There is no quick and tidy fix to our immigration imbroglio, but the “Well, duh” element of the solution involves a serious effort to reclaim control over our borders. Yet the same jut-jawed Dear Leader who never ignores an opportunity to pose as our heroic Protector is perversely determined to tear the screen door off its hinges and usher in as many desperate people as Vicente Fox sees fit to send through our back door.

This “Mi casa es su casa” approach to border enforcement would be disastrous even in normal times. These aren't normal times, of course. Washington has been whacking at every middle eastern hornet's nest it can find, and now it's making sure that the hornets have unimpeded access to their potential victims in this country.

It's been said many times that the State is an artificial construction and that the borders are essentially imaginary. Maybe so, but then so are the property boundaries created by the State's zoning laws. It doesn't make a trespasser any less of a trespasser.
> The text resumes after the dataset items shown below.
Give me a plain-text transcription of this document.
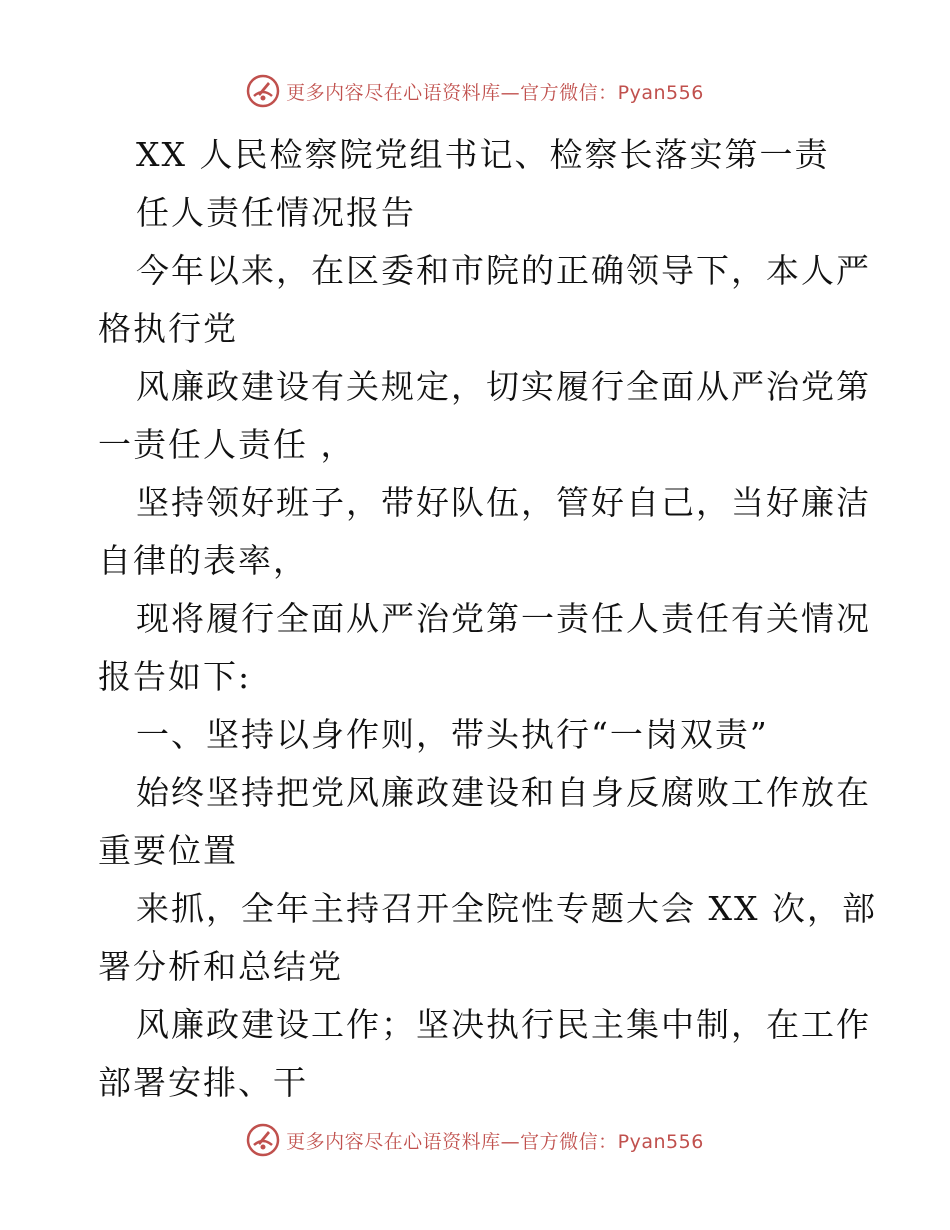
更多内容尽在心语资料库—官方微信：Pyan556
XX 人民检察院党组书记、检察长落实第一责
任人责任情况报告
今年以来，在区委和市院的正确领导下，本人严
格执行党
风廉政建设有关规定，切实履行全面从严治党第
一责任人责任 ，
坚持领好班子，带好队伍，管好自己，当好廉洁
自律的表率，
现将履行全面从严治党第一责任人责任有关情况
报告如下:
一、坚持以身作则，带头执行“一岗双责”
始终坚持把党风廉政建设和自身反腐败工作放在
重要位置
来抓，全年主持召开全院性专题大会 XX 次，部
署分析和总结党
风廉政建设工作；坚决执行民主集中制，在工作
部署安排、干
更多内容尽在心语资料库—官方微信：Pyan556
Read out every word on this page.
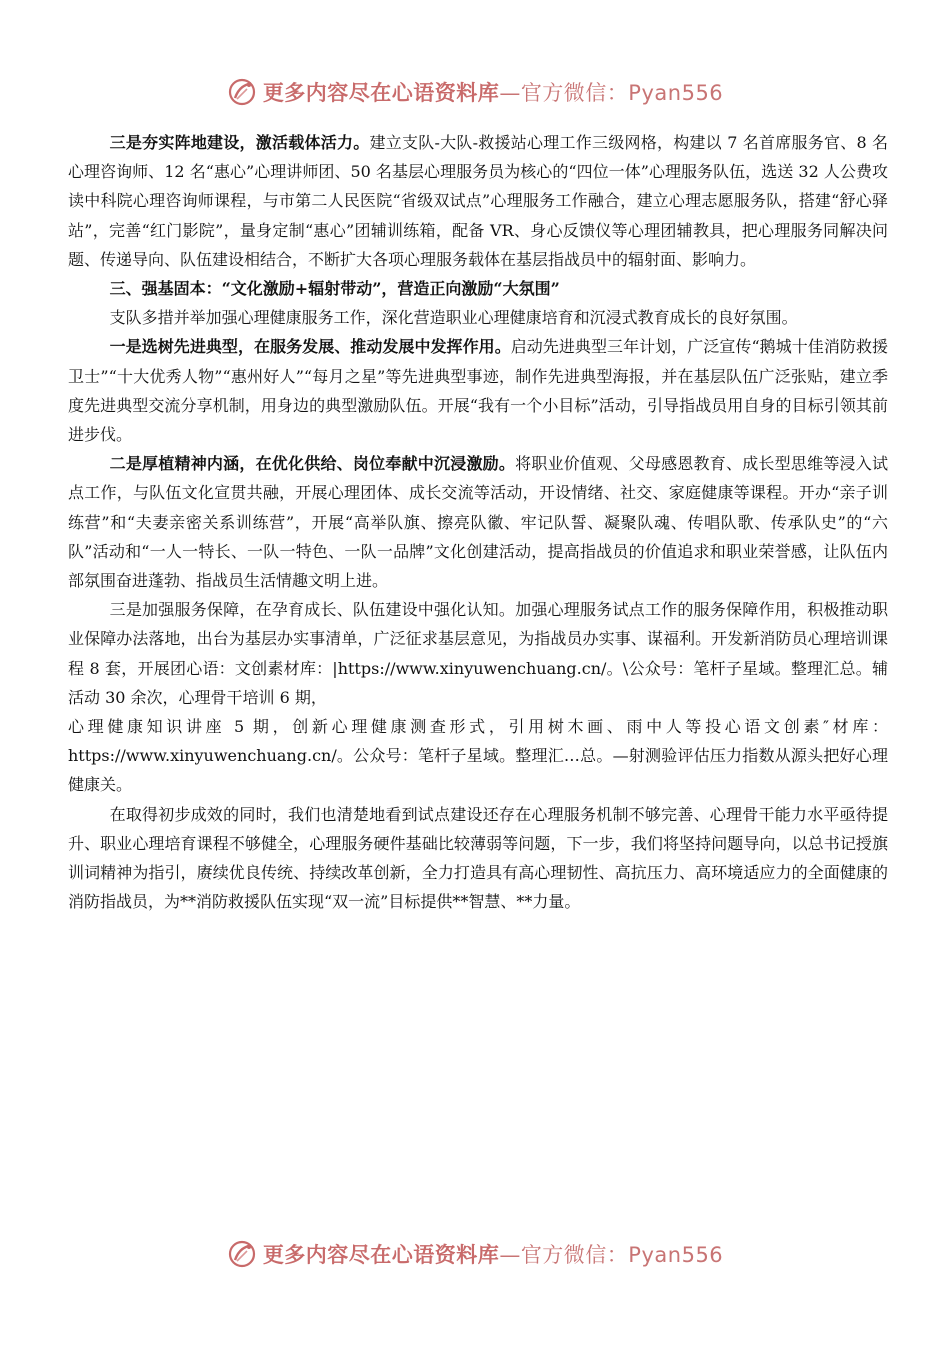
更多内容尽在心语资料库—官方微信：Pyan556

三是夯实阵地建设，激活载体活力。建立支队-大队-救援站心理工作三级网格，构建以 7 名首席服务官、8 名心理咨询师、12 名“惠心”心理讲师团、50 名基层心理服务员为核心的“四位一体”心理服务队伍，选送 32 人公费攻读中科院心理咨询师课程，与市第二人民医院“省级双试点”心理服务工作融合，建立心理志愿服务队，搭建“舒心驿站”，完善“红门影院”，量身定制“惠心”团辅训练箱，配备 VR、身心反馈仪等心理团辅教具，把心理服务同解决问题、传递导向、队伍建设相结合，不断扩大各项心理服务载体在基层指战员中的辐射面、影响力。

三、强基固本：“文化激励+辐射带动”，营造正向激励“大氛围”

支队多措并举加强心理健康服务工作，深化营造职业心理健康培育和沉浸式教育成长的良好氛围。

一是选树先进典型，在服务发展、推动发展中发挥作用。启动先进典型三年计划，广泛宣传“鹅城十佳消防救援卫士”“十大优秀人物”“惠州好人”“每月之星”等先进典型事迹，制作先进典型海报，并在基层队伍广泛张贴，建立季度先进典型交流分享机制，用身边的典型激励队伍。开展“我有一个小目标”活动，引导指战员用自身的目标引领其前进步伐。

二是厚植精神内涵，在优化供给、岗位奉献中沉浸激励。将职业价值观、父母感恩教育、成长型思维等浸入试点工作，与队伍文化宣贯共融，开展心理团体、成长交流等活动，开设情绪、社交、家庭健康等课程。开办“亲子训练营”和“夫妻亲密关系训练营”，开展“高举队旗、擦亮队徽、牢记队誓、凝聚队魂、传唱队歌、传承队史”的“六队”活动和“一人一特长、一队一特色、一队一品牌”文化创建活动，提高指战员的价值追求和职业荣誉感，让队伍内部氛围奋进蓬勃、指战员生活情趣文明上进。

三是加强服务保障，在孕育成长、队伍建设中强化认知。加强心理服务试点工作的服务保障作用，积极推动职业保障办法落地，出台为基层办实事清单，广泛征求基层意见，为指战员办实事、谋福利。开发新消防员心理培训课程 8 套，开展团心语：文创素材库：|https://www.xinyuwenchuang.cn/。\公众号：笔杆子星域。整理汇总。辅活动 30 余次，心理骨干培训 6 期，

心理健康知识讲座 5 期，创新心理健康测查形式，引用树木画、雨中人等投心语文创素″材库：https://www.xinyuwenchuang.cn/。公众号：笔杆子星域。整理汇…总。—射测验评估压力指数从源头把好心理健康关。

在取得初步成效的同时，我们也清楚地看到试点建设还存在心理服务机制不够完善、心理骨干能力水平亟待提升、职业心理培育课程不够健全，心理服务硬件基础比较薄弱等问题，下一步，我们将坚持问题导向，以总书记授旗训词精神为指引，赓续优良传统、持续改革创新，全力打造具有高心理韧性、高抗压力、高环境适应力的全面健康的消防指战员，为**消防救援队伍实现“双一流”目标提供**智慧、**力量。

更多内容尽在心语资料库—官方微信：Pyan556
It is against both Politically Correct dogma and Libertarianism to authorize the State to control its own borders. But ultimately, the problem is not in the coercion of keeping people out, because individuals are free (or at least should be free) to do that on their own property. The real libertarian complaint against immigration enforcement is really a complaint against the State itself. The final answer to everything is to abolish the State.

But if that is the case, then the State is out of line even when it prosecutes a murderer. It would violate principle to suggest the State should protect us at all, from anyone or anything, even in the absence of alternative forms of security. Because the State is so evil, it shouldn't even repel invasions.

In contrast, I am inclined to support the State's efforts to protect the territorial status quo - if indeed the State makes the effort. Mass migration to an already-populated area depresses wages and drives up rents. The border is meant to stop this from happening. And the border is also intended to keep undesirables - such as terrorists - out. The State's refusing to guard its borders is akin to the State refusing to investigate a murder. It is the abandonment of a responsibility the State claims for itself, one that it denies individuals from taking on themselves. It leaves the people without any protection at all.

1 comment:

  1. Jim - follow the money. In whose interest is it to keep up the supply of cheap, non-organized, expendable labor? Who does not mind seeing wages depressed and rents driven up? My guess is, all the President's friends in the Texas elite.

    If a few terrorists get through the border, that will only 'justify' further our never ending state of war and loss of rights, and no one in charge will be held responsible anyway (GWB does not believe in personal responsibility for neo-cons).